El radicalismo no consigue sus metas sin el clima de frustraciones sociales que se fortalece desde las crisis y el ahogo económico propicio a la acción de los iluminados que a menudo se identifican con la pobreza mientras se hacen ricos y en sus vidas desmienten lo que predican.

Para llegar a nuestra realidad ha sido necesaria la colaboración del presidente del Gobierno, quien sólo parece pensar en su supervivencia en La Moncloa. Esa ambición requiere el concierto de los nacionalismos, incluso de opciones más radicales, en una suma de votos que supone obvias indignidades.

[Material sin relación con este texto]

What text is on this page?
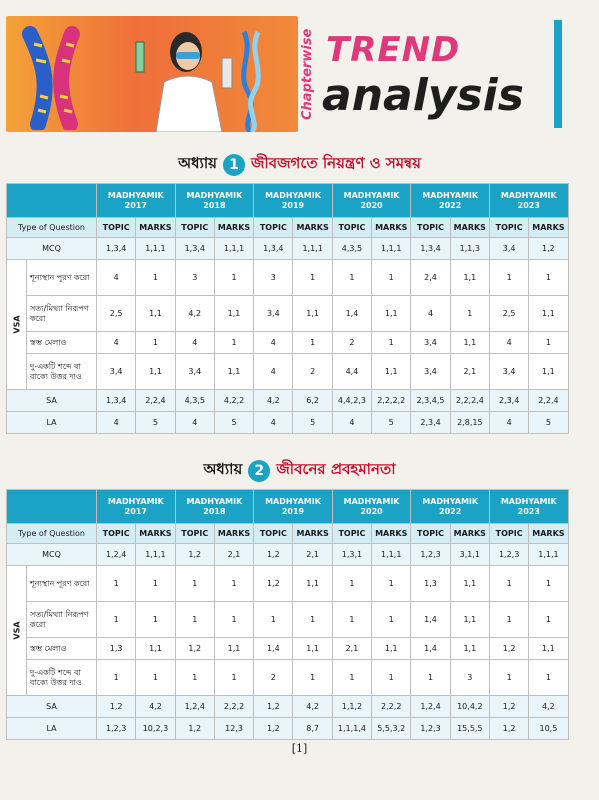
Chapterwise TREND
analysis
অধ্যায় 1 জীবজগতে নিয়ন্ত্রণ ও সমন্বয়
		MADHYAMIK 2017		MADHYAMIK 2018		MADHYAMIK 2019		MADHYAMIK 2020		MADHYAMIK 2022		MADHYAMIK 2023	
Type of Question		TOPIC	MARKS	TOPIC	MARKS	TOPIC	MARKS	TOPIC	MARKS	TOPIC	MARKS	TOPIC	MARKS
MCQ		1,3,4	1,1,1	1,3,4	1,1,1	1,3,4	1,1,1	4,3,5	1,1,1	1,3,4	1,1,3	3,4	1,2
VSA	শূন্যস্থান পূরণ করো	4	1	3	1	3	1	1	1	2,4	1,1	1	1
	সত্য/মিথ্যা নিরূপণ করো	2,5	1,1	4,2	1,1	3,4	1,1	1,4	1,1	4	1	2,5	1,1
	স্তম্ভ মেলাও	4	1	4	1	4	1	2	1	3,4	1,1	4	1
	দু-একটি শব্দে বা বাক্যে উত্তর দাও	3,4	1,1	3,4	1,1	4	2	4,4	1,1	3,4	2,1	3,4	1,1
SA		1,3,4	2,2,4	4,3,5	4,2,2	4,2	6,2	4,4,2,3	2,2,2,2	2,3,4,5	2,2,2,4	2,3,4	2,2,4
LA		4	5	4	5	4	5	4	5	2,3,4	2,8,15	4	5
অধ্যায় 2 জীবনের প্রবহমানতা
		MADHYAMIK 2017		MADHYAMIK 2018		MADHYAMIK 2019		MADHYAMIK 2020		MADHYAMIK 2022		MADHYAMIK 2023	
Type of Question		TOPIC	MARKS	TOPIC	MARKS	TOPIC	MARKS	TOPIC	MARKS	TOPIC	MARKS	TOPIC	MARKS
MCQ		1,2,4	1,1,1	1,2	2,1	1,2	2,1	1,3,1	1,1,1	1,2,3	3,1,1	1,2,3	1,1,1
VSA	শূন্যস্থান পূরণ করো	1	1	1	1	1,2	1,1	1	1	1,3	1,1	1	1
	সত্য/মিথ্যা নিরূপণ করো	1	1	1	1	1	1	1	1	1,4	1,1	1	1
	স্তম্ভ মেলাও	1,3	1,1	1,2	1,1	1,4	1,1	2,1	1,1	1,4	1,1	1,2	1,1
	দু-একটি শব্দে বা বাক্যে উত্তর দাও	1	1	1	1	2	1	1	1	1	3	1	1
SA		1,2	4,2	1,2,4	2,2,2	1,2	4,2	1,1,2	2,2,2	1,2,4	10,4,2	1,2	4,2
LA		1,2,3	10,2,3	1,2	12,3	1,2	8,7	1,1,1,4	5,5,3,2	1,2,3	15,5,5	1,2	10,5
[1]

Los nacionalismos por excelencia, los fascismos, se cocieron en la desesperación económica y en la frustración social, de modo que los ciudadanos se dejaron encandilar por los cantos de sirena de supuestos salvadores que, al cabo, sumieron a sus pueblos en tragedias sin precedentes.

Resulta preocupante que los jóvenes españoles no conozcan la Historia de su país, no sepan quién fue Isabel de Castilla, qué sucedió el 14 de abril de 1931, ni tengan una idea clara de quién fue Franco (lo siento por Carmen Calvo), ni sean capaces de opinar con conocimiento de causa sobre ETA ni, en esa línea, quiénes fueron Gregorio Ordóñez o Miguel Ángel Blanco. Según una encuesta del añorado CIS previo a Tezanos, es escaso el porcentaje de españoles que estarían dispuestos a defender a España ante una agresión exterior –el 16%–.

Los encuestados afirmaron mayoritariamente que no irían más allá de la defensa de sus familias; no identificaban su entorno más cercano con su país. Un pavoroso desenfoque de la realidad y una quiebra del pulso nacional.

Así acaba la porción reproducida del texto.